Explaining Statistics With Roller Coasters

OR, What Mahar Mangahas and Ricky Carandang Don't Admit About the Poverty Statistics...

I do not consider RICKY CARANDANG or MAHAR MANGAHAS to be dishonest people. Indeed they are among the few in the Mass Media that I have any respect for, intellectually speaking. But during the last week both have made statements about poverty and hunger in the Philippines which simply do not square with the raw data as collected since 2000 by both the Social Weather Stations and the National Statistics Coordination Board.

Mahar knows better than to put out a disingenuous article with a headline like "Admitting that poverty can also rise" without inviting disdain from people like me, because as he well knows the natural statistical variations of his own data collection process and other real mechanisms produce data that naturally goes up AND down. But that doesn't mean we cannot discern an overall long term trend. In this case since 2000, there is no doubt that for both the NSCB and SWS data, the overall trend is DOWNWARD.

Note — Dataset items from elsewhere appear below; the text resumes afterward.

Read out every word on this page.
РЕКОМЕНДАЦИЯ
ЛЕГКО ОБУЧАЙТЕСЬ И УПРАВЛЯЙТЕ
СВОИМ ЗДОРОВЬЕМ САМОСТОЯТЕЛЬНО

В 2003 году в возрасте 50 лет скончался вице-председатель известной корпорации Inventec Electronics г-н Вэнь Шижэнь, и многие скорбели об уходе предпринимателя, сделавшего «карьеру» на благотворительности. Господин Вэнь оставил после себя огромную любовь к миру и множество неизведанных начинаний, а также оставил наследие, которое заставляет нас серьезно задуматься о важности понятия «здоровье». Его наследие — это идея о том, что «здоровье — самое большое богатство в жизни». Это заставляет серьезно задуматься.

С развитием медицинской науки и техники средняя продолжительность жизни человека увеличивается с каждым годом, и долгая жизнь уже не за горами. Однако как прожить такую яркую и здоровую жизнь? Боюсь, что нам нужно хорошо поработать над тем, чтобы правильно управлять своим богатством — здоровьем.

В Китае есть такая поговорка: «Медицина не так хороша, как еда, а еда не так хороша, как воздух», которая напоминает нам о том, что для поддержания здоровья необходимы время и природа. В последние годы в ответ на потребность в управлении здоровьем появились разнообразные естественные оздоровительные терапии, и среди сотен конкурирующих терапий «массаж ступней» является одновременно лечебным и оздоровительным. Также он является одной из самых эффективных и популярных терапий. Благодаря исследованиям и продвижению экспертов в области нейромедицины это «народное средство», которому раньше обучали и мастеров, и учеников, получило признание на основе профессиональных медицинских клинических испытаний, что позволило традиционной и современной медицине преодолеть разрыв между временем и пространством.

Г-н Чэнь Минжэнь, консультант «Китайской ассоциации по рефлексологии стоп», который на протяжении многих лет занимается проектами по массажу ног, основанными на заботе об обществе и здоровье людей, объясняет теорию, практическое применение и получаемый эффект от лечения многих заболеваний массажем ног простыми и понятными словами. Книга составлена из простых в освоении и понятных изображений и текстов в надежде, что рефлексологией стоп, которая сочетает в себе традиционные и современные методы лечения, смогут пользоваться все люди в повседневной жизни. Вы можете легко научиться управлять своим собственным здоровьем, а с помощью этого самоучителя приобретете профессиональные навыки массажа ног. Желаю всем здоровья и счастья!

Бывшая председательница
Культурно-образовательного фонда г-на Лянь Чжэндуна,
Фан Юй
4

Ricky on the other hand, probably trusts SWS enough to just read Mahar's headline and thus feel justified in telling Nobel Laureate economist North last Thursday night on The Big Picture that (to paraphrase) despite the longest period of sustained economic growth, poverty is still increasing in the Philippines. False! Most other pundits and bloggers have followed suit without bothering to look at the raw data.

Now, I want to explain why they are confused with a very simple analogy.

Of course the measured level of poverty can rise in any given quarter (whether by examining official income/expense stats as NSCB does, or by SWS self-rated poverty and hunger surveys). But statisticians and scientists have always known that there are numerous factors that cause this which may have nothing to do with the "real level" of poverty incidence. There are many standard forms of TREND ANALYSES capable of smoothing out these variations and revealing the real overall trend.

You see it's just like a roller coaster on the way down. Along the way it goes up and down, but the trend is unmistakeable. In the case of poverty incidence in the Philippines, only the blindness of political correctness can account for those mistaken interpretations and misleading statements from two otherwise worthy commentators on the Philippine scene.